Birt-Hogg-Dube

Kidney cancer. Principles and practice. Second edition. Primo N. Lara, Jr. Eric Jonasch (Editors). Springer International Publishing (2015)


BHD was discovered by a group of Canadian dermatologists in 1977. Their study of an extended family revealed 15 out of 37 members after the age of 25 developing fibrofolliculomas and associated trichodiscomas or acrochordon (Fig. 8.4) [38]. The fibrofolliculomas were extension of epithelial strands beyond the infundibulum of the hair follicles. The incidence of BHD was noted to be 1 in 200,000 and transmitted in an autosomal dominant fashion. Further linkage analysis confirmed the gene location to 17p11.2 [39], which encodes for folliculin (FLCN). The gene in question behaves like a classic tumor suppressor and was found to participate in a complex that regulates downstream functions of AMPK and mTOR [40, 41]. Hasumi and colleagues determined loss of FLCN-upregulated activities of mTORC1 and mTORC2 [42].

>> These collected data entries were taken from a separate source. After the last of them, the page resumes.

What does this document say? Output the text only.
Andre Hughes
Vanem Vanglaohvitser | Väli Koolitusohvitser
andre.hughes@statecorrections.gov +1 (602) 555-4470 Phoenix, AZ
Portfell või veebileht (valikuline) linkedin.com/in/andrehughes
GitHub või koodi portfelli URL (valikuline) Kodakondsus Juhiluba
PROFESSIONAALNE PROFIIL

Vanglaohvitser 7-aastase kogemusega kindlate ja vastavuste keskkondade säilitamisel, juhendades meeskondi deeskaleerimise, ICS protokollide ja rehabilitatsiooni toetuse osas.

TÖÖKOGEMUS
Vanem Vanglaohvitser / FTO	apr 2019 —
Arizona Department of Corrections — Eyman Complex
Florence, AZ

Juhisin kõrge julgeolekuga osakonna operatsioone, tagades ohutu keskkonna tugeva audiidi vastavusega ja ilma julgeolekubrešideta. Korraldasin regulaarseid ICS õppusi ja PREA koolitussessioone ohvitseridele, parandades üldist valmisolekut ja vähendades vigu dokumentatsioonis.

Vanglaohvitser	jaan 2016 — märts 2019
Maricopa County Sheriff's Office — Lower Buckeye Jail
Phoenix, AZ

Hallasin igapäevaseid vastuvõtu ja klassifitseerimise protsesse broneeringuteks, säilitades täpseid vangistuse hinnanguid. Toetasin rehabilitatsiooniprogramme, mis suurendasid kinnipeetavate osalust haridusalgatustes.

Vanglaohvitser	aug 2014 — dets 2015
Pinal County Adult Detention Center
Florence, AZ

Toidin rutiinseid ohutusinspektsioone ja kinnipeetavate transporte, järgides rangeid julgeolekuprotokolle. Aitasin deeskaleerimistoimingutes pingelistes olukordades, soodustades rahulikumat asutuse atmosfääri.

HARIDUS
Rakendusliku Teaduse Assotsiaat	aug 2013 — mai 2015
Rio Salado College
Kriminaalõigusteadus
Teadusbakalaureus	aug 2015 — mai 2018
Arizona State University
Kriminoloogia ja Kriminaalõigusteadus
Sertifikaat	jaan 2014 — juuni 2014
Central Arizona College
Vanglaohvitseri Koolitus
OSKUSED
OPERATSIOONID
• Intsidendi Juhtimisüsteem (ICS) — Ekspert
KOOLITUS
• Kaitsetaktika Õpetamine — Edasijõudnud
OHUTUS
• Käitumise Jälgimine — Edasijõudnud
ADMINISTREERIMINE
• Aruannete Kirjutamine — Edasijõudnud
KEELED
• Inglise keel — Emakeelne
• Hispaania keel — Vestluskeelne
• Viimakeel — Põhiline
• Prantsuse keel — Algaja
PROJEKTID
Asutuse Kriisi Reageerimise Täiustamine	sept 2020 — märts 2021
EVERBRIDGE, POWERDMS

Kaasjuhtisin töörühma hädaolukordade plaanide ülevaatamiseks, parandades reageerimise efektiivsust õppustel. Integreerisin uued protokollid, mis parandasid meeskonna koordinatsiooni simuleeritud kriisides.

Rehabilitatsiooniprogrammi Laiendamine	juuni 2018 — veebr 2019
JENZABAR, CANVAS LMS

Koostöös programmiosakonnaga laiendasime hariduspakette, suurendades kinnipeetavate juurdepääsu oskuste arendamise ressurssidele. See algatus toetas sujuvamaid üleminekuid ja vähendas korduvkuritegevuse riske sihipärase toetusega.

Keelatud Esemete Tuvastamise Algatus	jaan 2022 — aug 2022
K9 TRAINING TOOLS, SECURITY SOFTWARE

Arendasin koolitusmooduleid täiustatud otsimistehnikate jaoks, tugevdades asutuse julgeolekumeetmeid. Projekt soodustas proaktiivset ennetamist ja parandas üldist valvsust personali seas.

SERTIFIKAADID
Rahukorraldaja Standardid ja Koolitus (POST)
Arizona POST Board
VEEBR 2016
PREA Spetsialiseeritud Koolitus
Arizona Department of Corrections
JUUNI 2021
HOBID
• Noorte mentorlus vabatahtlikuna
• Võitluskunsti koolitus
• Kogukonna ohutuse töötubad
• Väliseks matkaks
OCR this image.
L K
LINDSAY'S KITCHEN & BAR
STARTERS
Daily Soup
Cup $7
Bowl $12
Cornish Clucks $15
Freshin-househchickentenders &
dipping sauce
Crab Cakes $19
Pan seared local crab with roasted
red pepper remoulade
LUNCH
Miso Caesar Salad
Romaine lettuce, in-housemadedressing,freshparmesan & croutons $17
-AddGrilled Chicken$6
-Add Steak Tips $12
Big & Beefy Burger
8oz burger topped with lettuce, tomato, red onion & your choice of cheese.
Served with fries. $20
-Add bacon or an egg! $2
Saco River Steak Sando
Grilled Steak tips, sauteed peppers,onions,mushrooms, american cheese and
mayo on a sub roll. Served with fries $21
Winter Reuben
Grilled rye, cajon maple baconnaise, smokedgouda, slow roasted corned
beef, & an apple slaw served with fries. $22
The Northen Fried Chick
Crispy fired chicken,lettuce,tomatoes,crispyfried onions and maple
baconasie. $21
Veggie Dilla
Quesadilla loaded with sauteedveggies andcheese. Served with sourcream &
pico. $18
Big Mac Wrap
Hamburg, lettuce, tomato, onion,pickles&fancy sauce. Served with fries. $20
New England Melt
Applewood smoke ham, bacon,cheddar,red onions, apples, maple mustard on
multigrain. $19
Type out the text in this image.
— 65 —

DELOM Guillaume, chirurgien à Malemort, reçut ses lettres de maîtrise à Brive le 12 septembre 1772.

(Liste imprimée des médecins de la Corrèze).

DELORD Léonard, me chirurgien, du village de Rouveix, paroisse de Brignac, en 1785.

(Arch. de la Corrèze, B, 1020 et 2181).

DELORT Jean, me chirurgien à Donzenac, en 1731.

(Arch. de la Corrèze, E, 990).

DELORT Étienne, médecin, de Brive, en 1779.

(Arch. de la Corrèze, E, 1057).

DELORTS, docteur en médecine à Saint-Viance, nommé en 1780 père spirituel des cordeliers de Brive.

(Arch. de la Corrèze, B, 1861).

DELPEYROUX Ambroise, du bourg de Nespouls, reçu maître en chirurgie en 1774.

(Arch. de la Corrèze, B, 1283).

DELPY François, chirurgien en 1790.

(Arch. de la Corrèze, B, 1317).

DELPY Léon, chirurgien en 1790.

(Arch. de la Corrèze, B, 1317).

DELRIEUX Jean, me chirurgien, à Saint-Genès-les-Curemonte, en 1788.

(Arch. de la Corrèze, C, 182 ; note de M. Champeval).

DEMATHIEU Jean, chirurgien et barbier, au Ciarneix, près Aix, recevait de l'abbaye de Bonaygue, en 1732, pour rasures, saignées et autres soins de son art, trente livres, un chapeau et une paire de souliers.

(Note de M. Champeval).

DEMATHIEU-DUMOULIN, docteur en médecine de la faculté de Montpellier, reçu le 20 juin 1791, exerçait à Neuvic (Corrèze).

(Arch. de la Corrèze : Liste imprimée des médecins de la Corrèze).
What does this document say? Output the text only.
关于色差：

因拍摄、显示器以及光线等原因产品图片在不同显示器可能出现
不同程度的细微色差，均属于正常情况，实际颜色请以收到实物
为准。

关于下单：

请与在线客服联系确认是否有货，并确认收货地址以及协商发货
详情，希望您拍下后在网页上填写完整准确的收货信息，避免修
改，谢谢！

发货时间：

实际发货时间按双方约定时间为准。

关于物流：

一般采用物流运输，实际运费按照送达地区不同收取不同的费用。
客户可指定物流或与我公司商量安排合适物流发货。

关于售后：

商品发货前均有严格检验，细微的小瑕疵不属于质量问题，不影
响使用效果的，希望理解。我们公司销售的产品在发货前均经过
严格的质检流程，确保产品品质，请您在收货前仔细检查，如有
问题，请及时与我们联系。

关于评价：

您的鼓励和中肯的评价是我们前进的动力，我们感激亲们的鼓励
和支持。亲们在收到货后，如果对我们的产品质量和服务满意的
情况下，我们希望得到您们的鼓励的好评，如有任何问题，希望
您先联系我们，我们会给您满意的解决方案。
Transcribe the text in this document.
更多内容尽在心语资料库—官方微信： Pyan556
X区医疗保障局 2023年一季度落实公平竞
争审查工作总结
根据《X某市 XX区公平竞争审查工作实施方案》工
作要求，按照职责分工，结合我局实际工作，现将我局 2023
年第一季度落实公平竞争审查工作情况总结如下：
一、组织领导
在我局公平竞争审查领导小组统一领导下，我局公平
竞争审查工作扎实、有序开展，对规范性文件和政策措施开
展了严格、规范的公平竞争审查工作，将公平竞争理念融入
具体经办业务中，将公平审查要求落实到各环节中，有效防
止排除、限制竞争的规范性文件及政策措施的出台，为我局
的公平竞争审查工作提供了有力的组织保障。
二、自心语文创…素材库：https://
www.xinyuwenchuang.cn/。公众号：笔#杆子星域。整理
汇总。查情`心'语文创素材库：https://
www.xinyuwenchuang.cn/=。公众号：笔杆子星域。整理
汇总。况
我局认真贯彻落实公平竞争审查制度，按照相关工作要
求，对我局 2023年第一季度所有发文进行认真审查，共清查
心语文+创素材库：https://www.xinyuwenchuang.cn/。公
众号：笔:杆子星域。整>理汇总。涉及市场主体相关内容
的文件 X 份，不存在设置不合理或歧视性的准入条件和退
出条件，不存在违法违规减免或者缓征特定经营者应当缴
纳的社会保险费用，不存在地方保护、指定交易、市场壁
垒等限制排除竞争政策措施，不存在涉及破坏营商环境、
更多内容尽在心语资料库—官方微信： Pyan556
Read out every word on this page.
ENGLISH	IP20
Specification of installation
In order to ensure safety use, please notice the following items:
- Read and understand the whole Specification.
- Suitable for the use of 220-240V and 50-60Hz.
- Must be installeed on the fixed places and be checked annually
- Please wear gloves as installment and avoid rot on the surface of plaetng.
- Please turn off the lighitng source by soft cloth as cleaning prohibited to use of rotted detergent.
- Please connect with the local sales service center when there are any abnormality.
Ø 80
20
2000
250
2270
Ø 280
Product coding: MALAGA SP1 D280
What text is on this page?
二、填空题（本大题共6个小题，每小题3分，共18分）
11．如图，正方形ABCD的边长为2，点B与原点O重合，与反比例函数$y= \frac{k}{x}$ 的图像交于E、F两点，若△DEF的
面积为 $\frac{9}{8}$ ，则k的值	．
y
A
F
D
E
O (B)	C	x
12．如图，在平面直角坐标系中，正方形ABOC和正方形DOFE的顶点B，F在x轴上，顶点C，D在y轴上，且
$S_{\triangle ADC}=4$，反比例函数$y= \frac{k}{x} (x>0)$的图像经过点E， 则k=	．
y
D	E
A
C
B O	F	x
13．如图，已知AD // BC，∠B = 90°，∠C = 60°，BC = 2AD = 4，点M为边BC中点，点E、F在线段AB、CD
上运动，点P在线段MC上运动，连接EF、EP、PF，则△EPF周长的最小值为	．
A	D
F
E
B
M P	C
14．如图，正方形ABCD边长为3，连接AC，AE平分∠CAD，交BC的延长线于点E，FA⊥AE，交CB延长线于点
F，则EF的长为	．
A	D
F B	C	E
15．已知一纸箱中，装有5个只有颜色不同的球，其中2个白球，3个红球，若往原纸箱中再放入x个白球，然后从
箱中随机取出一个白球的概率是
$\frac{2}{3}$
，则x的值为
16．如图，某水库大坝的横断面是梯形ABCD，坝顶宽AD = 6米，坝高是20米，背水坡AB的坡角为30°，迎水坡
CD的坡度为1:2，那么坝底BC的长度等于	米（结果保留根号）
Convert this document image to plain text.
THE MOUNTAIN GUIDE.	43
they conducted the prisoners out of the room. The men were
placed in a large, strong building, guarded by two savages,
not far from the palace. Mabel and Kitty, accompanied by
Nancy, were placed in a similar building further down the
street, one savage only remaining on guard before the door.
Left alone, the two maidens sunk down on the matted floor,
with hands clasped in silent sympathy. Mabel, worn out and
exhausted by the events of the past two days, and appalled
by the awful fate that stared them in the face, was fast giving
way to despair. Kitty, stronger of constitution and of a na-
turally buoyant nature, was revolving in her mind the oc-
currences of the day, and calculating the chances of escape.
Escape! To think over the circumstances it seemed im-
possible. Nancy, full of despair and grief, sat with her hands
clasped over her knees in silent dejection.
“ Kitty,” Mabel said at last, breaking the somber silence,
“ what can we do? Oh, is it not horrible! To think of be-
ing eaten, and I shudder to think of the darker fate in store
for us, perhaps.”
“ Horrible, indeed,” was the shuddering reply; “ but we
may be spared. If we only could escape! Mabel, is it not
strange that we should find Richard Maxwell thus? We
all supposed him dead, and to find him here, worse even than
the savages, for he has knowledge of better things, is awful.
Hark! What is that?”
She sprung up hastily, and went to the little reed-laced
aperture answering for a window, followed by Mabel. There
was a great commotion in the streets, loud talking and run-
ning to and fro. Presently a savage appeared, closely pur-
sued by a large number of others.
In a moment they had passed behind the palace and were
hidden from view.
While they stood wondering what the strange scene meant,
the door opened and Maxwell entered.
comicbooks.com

__Kidney Cancer_ Principles and Practice-Springer International Publishing (2015) 8.4

Fig. 8.4. Image of left neck of an individual with BHD demonstrating multiple small fibrofolliculomas

__Kidney Cancer_ Principles and Practice-Springer International Publishing (2015) 8.5

Fig. 8.5. A PET/CT imaging from a 9 cm left paraganglioma above the kidney and adjacent to the superior mesenteric artery. The patient had anxiety and intermittent mood swings due to massively elevated catecholamines. The family history was significant for a GI stromal tumor, and he was found with an SDHB alteration

In addition to the skin manifestations that are pathognomonic to BHD, the affected individuals also have a greater than 50-fold increase risk in lifetime pneumothoraces, a likely sequela of their propensity in developing lung cysts [43]. After adjusting for age, those with BHD were about seven times more likely to develop renal tumors [43]. With an average onset of age 50, renal lesions in the setting of BHD tend to be bilateral and multifocal in their occurrence [44–46]. The most common tumor in BHD is a hybrid oncocytic neoplasm, which contains both chromophobes with oncocytic features [47]. These tumors tend to have better prognosis due to their relatively indolent progression: less than 5% of affected individuals go on to develop metastatic disease [48]. Clear cell and papillary histologic subtypes are found in less than 10% of tumors, but when present, they portend a significantly worse prognosis.